A Medicare Preferred Provider Organization (PPO) Plan is a type of Medicare Advantage Plan, offered by a Medicare-approved private insurance company.  A PPO plan will cover your Medicare Part A and Part B, as well as usually offering additional coverage and, in some cases, drug coverage. However, PPO plans do differ from Original Medicare in function and cost.

PPO plans have a specific network of approved health care providers.  While you may go to other doctors and hospitals not on the list, doing so will usually cost you more.  Choosing a doctor from your PPO plan’s list allows you, then, to save money.  You can also receive care from specialists without a referral, but like choosing your regular doctor, it’s advisable to select one from your plan’s network in order to reduce costs.  Some plans may give you a discount if you give notice when you’re getting service outside of the network. 

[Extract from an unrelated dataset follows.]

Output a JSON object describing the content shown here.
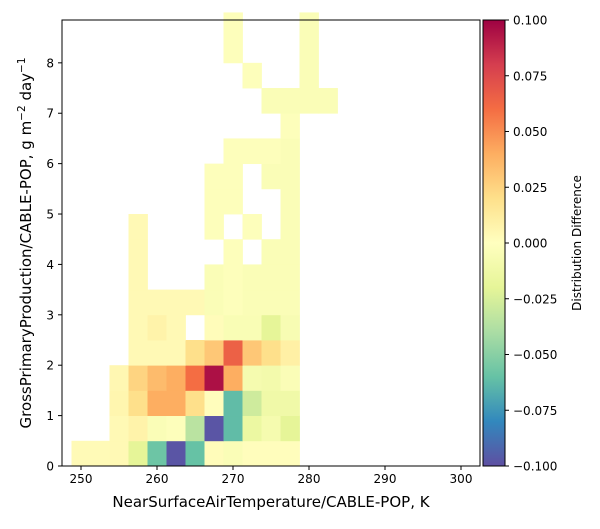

PPO plans cover all services offered by Medicare Parts A and B, although the costs differ. In addition to the monthly Medicare Part B premium, you will usually also pay a monthly premium for Part A and Part B coverage, as well as prescription drug coverage and/or extra benefits, if offered by your plan.  Your PPO plan will likely charge additional deductibles, coinsurances, or copayments according to the services you receive.  In a Regional PPO plan, there is an annual out-of-pocket cost maximum.  Local PPO plans may not have a cap.

When choosing your plan, keep in mind that all PPO companies must offer a plan with prescription drug coverage.  If you choose a plan without this coverage, you can’t enroll in a Medicare Prescription Drug Plan.  If you need – or think you may one day need – prescription drug coverage, choose a plan that includes this benefit.